The 6,000 level on the S&P 500 (SPX) has been a key battleground lately — and it’s one that traders should be watching closely. We’ve been struggling to get through that level for about a week now.
On Monday’s open, the index tapped right up to 6,000 — or 5,999 — then backed away from it again. Then we crept up to 6,038 by Tuesday’s close, but we could easily come right back down anytime this week or next.
If you’ve been following my commentary over the past several weeks, I’ve said this was an important resistance zone and that we’d likely have trouble breaking through it. That continues to play out.
The big question is, where do we go from here?
Bounce or Break
If SPX can move cleanly through the 6,000 level, that would be great news for this market.

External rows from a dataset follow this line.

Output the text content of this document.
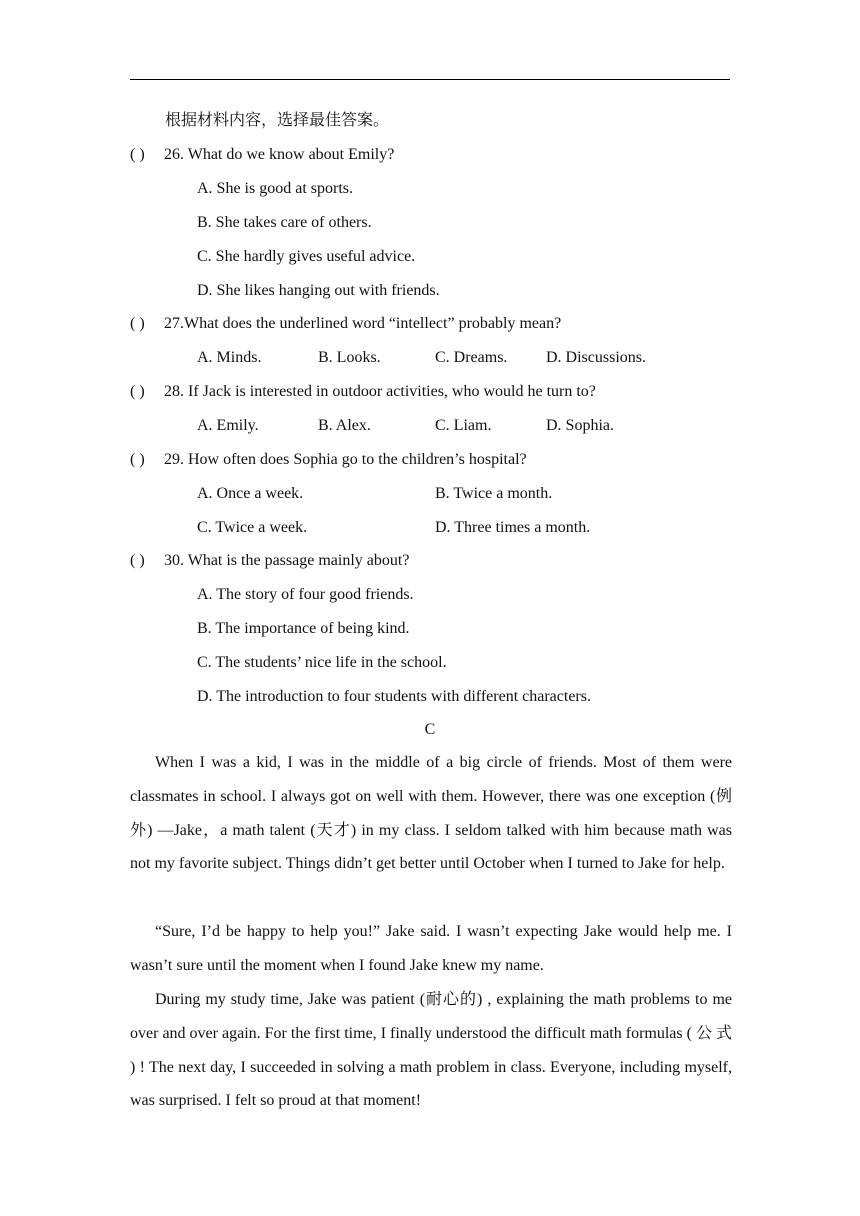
根据材料内容，选择最佳答案。
( ) 26. What do we know about Emily?
A. She is good at sports.
B. She takes care of others.
C. She hardly gives useful advice.
D. She likes hanging out with friends.
( ) 27.What does the underlined word “intellect” probably mean?
A. Minds.	B. Looks.	C. Dreams. D. Discussions.
( ) 28. If Jack is interested in outdoor activities, who would he turn to?
A. Emily.	B. Alex.	C. Liam.	D. Sophia.
( ) 29. How often does Sophia go to the children’s hospital?
A. Once a week.	B. Twice a month.
C. Twice a week.	D. Three times a month.
( ) 30. What is the passage mainly about?
A. The story of four good friends.
B. The importance of being kind.
C. The students’ nice life in the school.
D. The introduction to four students with different characters.
C
When I was a kid, I was in the middle of a big circle of friends. Most of them were classmates in school. I always got on well with them. However, there was one exception (例外) —Jake，a math talent (天才) in my class. I seldom talked with him because math was not my favorite subject. Things didn’t get better until October when I turned to Jake for help.
“Sure, I’d be happy to help you!” Jake said. I wasn’t expecting Jake would help me. I wasn’t sure until the moment when I found Jake knew my name.
During my study time, Jake was patient (耐心的) , explaining the math problems to me over and over again. For the first time, I finally understood the difficult math formulas ( 公 式 ) ! The next day, I succeeded in solving a math problem in class. Everyone, including myself, was surprised. I felt so proud at that moment!
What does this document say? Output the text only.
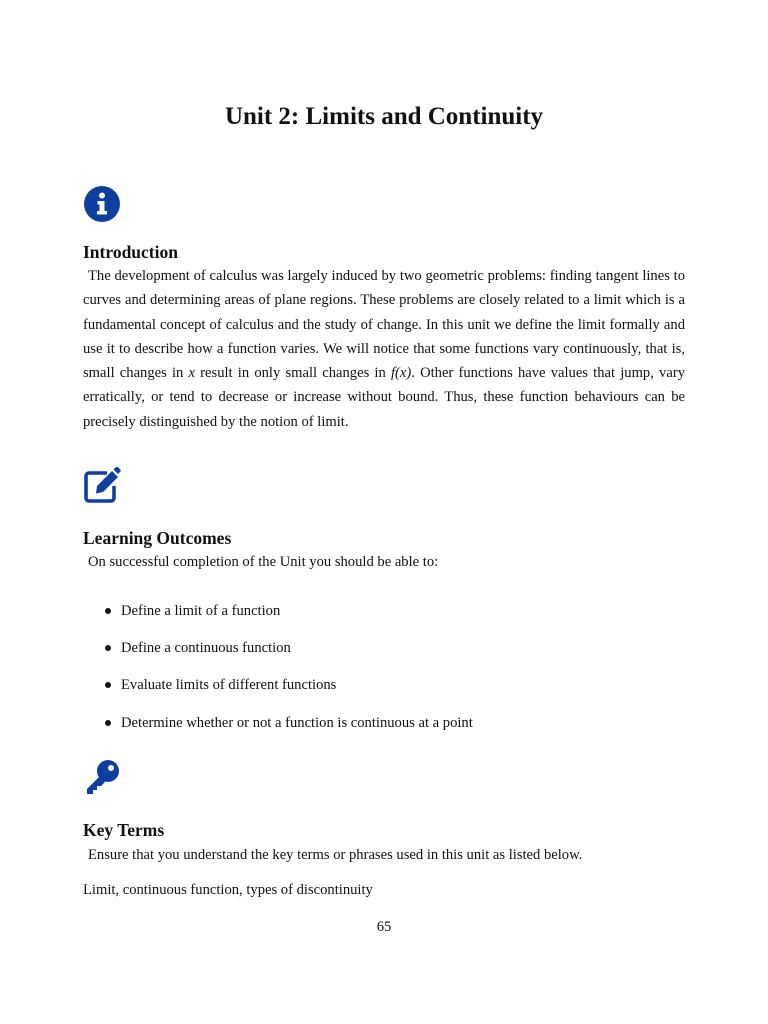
Unit 2: Limits and Continuity
Introduction

The development of calculus was largely induced by two geometric problems: finding tangent lines to curves and determining areas of plane regions. These problems are closely related to a limit which is a fundamental concept of calculus and the study of change. In this unit we define the limit formally and use it to describe how a function varies. We will notice that some functions vary continuously, that is, small changes in x result in only small changes in f(x). Other functions have values that jump, vary erratically, or tend to decrease or increase without bound. Thus, these function behaviours can be precisely distinguished by the notion of limit.

Learning Outcomes

On successful completion of the Unit you should be able to:

Define a limit of a function
Define a continuous function
Evaluate limits of different functions
Determine whether or not a function is continuous at a point
Key Terms

Ensure that you understand the key terms or phrases used in this unit as listed below.

Limit, continuous function, types of discontinuity

65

It would clear the way to challenge the all-time highs. But if it can’t — and that looks likely unless some major news hits — we’re looking at another pullback first.
I’m watching three key moving averages as likely bounce zones if we do pull back: the EMA 20, the MA 200 and possibly even the MA 50. In my view, it’s more likely we’ll bounce at one of those first two levels before mounting another challenge of 6,000.
There’s always a chance we could fall through all of them, but absent any major news, I think that’s unlikely. For now, I’m leaning toward a bounce and retest scenario.
How to Approach the Trade
In this type of environment, patience is key. You don’t want to get caught chasing a breakout that hasn’t materialized or fading a level that the market could power through on a catalyst.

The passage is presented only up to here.